Footsteps approached the tower entrance slowly. Looking down, Donovan saw Mahmoud peering up at him apathetically, a lantern held in a clawlike hand. Behind him Aravang limped, soaked in his own blood, blackened and bruised, wounded in body and every limb, but keeping himself stoically upright.
"Salaam, Mahmoud," said the Englishman. "Is the fighting finished?"
"It is finished."
"And the son of Tahir?"
"He is no more. He sought the man Monsey and found him." The hakim beckoned. "Come, Dono-van Khan. You must leave the castle. Your work here is done."
With that, he turned away. The Englishman rose stiffly and carried his burden into the courtyard, where masses of Sayaks—men, women, and boys—were gathered about the dark groups of prisoners. He stepped over prone bodies and went down the steps to the plain where the horses were being collected and a string of camels waited. Aravang followed.
They went onward until they came to the edge of the woods, where the native led Donovan to an open ravine where was the bed of a stream and pools of fresh water. Here they bathed Edith's face, somewhat helplessly—being unskilled in caring for the needs of a woman—and sat down to wait until she should return to her senses.
Presently a glimmer of fiery light crept through the screen of trees between them and the plateau, and the crackle of flames came to their ears.
Donovan questioned the native with a glance.
"Mahmoud, the all-wise, has set fire to the Kurgan, Excellency. Thus will the bodies, all except two, be buried and the nest of the dead Vulture will be no more."
The white man nodded.
"So, Iskander led the Sayaks into the north and south of the Kurgan, Aravang," he mused, while Mahmoud drew their attention and fire to the west? It was well done. Yet whence came these nu
mbers?"
He spoke idly, his gaze on the unconscious girl, as if merely confirming his belief as to what had passed. Aravang was resting his head on his bent arms—both men numbed by pain and the relief from long suspense.
"Excellency, during the pause between the first attack and the end, the whole village of Yakka Arik came to the Kurgan. You saw what followed, when rifles were useless before daggers near at hand in the dark. But it was the fear of Mahmoud that brought it to pass."
"Fear?" Donovan dipped his hand into the water and laid it on Edith's curls gently. "I wonder. Then, after all, as Major Fraser-Carnie might say, it was merely a question of morale. But why did the camels come?"

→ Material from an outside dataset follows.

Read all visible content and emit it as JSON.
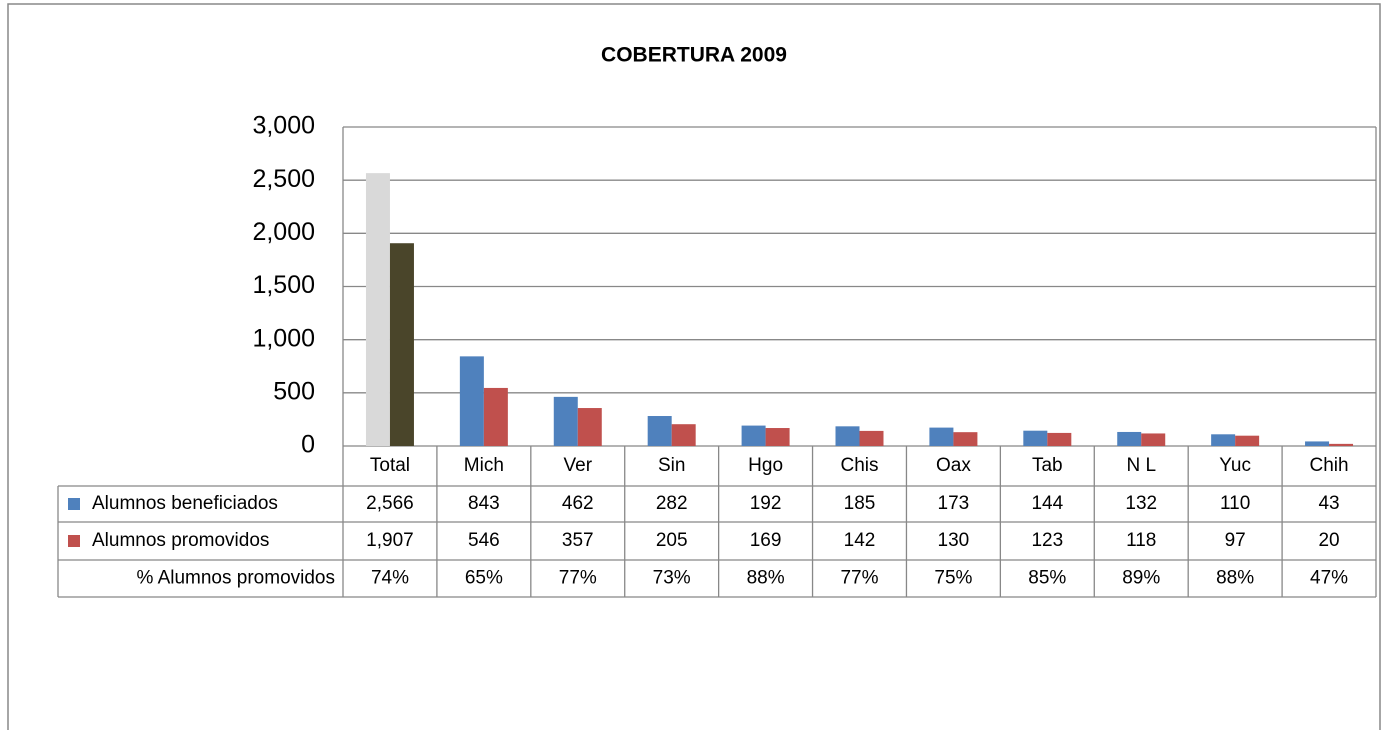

Aravang did not reply at once.
"Soon you will see," he muttered.
CHAPTER XXX
THE PASSING OF THE CARAVAN
It was high midday when a tired American gentleman clad in a long black coat, riding breeches, and a flapping sombrero pushed his horse up the valleys toward the height where a mounted guide conducted him, followed by a string of impatient Garhwalis of whom only those with the best horses were able to keep near them.
Beside him Major Fraser-Carnie was unnaturally cheerful, keeping at the same time an eye upon a faint column of smoke that rose through the trees in front of them and inwardly cursing the reticence of the native guide who had joined them that morning and whose vocabulary, whether by linguistic limitations or personal inclination, was confined to the words:
"Dono-van Khan sent me," and "Missy khanum."
Even the optimism and doggedness of the worthy major that had enabled them to journey from Kashmir to Kashgar on Monsey's heels suffered when the guide disappeared as if by magic, swallowed up in the underbrush. He glanced back at the half dozen mounted riflemen in their green tunics who were lashing wearied beasts in the dread of being left behind the sahibs should the fighting—for which they had come expectantly half a thousand miles—be near at hand.